[OS X TeX] OS X TeX newbie needs help installing TeX on non-boot volume
Peter Dyballa
Peter_Dyballa at Web.DE
Sat Sep 10 16:00:30 CEST 2005
Am 10.09.2005 um 14:41 schrieb Rowland McDonnell:
> What I'd like to do is install everything I need on a volume other than
> the boot volume (I keep all added software and user data off my boot
> volume for safety's sake - at least, in those cases where I can work
> out
> how to do this safely). I've read the documentation I can find and
> can't work out how to do this.
>
I think there is nowhere a place to change the location where
i-Installer installs teTeX ...
I can think of two things that might do the job -- and they might be
combined.
1. Set an environment variable TEXMF in ~/.MacOSX/environment.plist
that points to a teTeX 'root' directory on the other volume. Log off
and log in again, maybe as the owner of the TeX software, so that the
setting becomes valid. If i-Installer follows the usual guide lines it
will read $TEXMF's value and install TeX there. If not: next try.

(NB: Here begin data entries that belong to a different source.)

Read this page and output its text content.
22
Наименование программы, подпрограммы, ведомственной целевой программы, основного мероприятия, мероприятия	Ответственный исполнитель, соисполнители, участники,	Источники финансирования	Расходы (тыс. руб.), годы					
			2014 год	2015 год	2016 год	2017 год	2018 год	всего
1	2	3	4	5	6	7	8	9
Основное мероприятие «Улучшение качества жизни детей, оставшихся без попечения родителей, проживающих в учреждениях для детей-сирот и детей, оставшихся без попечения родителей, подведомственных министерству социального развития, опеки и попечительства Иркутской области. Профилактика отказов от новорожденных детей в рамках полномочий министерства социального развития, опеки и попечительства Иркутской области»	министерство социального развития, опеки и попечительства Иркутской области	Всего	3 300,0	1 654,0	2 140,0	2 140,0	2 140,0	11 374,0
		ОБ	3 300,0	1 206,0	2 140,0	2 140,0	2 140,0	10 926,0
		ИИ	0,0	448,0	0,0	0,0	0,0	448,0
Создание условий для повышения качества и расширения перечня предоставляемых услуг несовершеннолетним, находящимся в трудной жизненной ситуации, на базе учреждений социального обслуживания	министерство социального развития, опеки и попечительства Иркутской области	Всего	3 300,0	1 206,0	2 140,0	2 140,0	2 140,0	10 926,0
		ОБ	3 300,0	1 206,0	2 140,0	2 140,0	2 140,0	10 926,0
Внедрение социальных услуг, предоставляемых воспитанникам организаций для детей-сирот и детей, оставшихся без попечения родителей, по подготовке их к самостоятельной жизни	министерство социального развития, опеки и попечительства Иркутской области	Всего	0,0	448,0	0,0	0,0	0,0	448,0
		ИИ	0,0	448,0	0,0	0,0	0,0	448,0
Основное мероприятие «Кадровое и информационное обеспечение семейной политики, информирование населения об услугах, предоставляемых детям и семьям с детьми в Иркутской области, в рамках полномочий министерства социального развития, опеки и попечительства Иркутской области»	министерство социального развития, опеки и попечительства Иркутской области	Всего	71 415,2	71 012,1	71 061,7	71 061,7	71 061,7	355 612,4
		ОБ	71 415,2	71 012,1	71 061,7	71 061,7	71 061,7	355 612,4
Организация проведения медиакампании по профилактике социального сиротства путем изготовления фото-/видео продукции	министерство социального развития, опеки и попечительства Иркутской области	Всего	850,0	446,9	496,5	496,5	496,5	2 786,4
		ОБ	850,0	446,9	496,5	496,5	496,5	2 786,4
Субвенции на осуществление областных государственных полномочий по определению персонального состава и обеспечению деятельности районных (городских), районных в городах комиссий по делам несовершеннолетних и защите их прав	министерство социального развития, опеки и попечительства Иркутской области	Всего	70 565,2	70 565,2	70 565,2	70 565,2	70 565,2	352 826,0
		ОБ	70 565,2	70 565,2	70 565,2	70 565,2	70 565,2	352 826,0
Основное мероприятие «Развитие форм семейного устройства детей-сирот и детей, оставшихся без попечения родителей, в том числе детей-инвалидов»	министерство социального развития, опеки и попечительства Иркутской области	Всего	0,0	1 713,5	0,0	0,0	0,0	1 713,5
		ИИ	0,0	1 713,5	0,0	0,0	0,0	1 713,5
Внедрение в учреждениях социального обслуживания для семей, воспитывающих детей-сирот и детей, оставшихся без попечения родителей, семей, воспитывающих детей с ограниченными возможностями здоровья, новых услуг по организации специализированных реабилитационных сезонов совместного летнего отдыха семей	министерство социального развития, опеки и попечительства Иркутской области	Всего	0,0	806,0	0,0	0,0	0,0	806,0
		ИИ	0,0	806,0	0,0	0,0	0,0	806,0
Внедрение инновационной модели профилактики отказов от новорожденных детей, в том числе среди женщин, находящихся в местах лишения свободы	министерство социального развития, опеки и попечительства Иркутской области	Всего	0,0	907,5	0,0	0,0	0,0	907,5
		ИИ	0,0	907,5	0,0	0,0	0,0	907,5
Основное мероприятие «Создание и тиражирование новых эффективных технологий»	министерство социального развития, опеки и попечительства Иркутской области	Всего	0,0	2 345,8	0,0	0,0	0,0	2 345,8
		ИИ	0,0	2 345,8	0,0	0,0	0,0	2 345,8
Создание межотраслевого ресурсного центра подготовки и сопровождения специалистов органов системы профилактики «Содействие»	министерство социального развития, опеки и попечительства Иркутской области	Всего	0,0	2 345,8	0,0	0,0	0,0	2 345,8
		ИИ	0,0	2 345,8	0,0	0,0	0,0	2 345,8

2. Create on the command line a sym-link! First you should have created
a new and empty directory (folder), let's re-use the name teTeX for
this exactly mixed-case as written here, on the other volume. In
Terminal you enter 'ls -l /usr/local' and check whether the shell
returns a message like "ls: /usr/local: No such file or directory" --
if this happens then you don't have that directory and need to create
it as 'sudo mkdir /usr/local ; sudo chmod 755 /usr/local <Return>' and
you will get asked for your password. Now you can 'cd /usr/local
<Return>' and then start typing 'sudo ln -s ' and now you drag the
newly created teTeX directory (folder) on Terminal. Press Return! It
won't work to create a Mac alias with Cmd-L, it has to be a normal
file, i.e. a "sym-link." Again I hope that installer will follow the
sym-link named /usr/local/teTeX to the place on the other volume and
install all software there.
BTW, you haven't saved much network traffic by fetching the i-Packages!
You probably only have the "thin" versions (a bundle of various scripts
and configuration files). During i-Installation the real data transfer
starts and 100+ MB will be fetched, depending on what you actually like
to install. Now, to save all you've downloaded, you need to change
i-Installer's Preferences to *not* make the package thin after
installation. This measure too will help you in a case when you want to
reconfigure your installation and install an addition, for example add
a new format or delete a language from Babel or make the fonts in the
PDF output files to "download" to the printer, i.e. the usual set of
PostScript fonts that comes with the PostScript printer is downloaded
although not needed for printing -- but needed to make the microstyle
package work, which is that the characters of your text are compressed
or expanded in small discrete steps to make them fit better, as if
optimized by hand.
AND: you should keep the other volume inside your Mac! If it's an
external disk chances are that it might be unavailable at some moment.
Then it's hard to estimate what might happen during installation ... A
TeX run from an inexistent volume can't do much.
--
Greetings
Pete
"They that can give up essential liberty to obtain a little temporary
safety deserve neither liberty nor safety."
-Benjamin Franklin, Historical Review of Pennsylvania.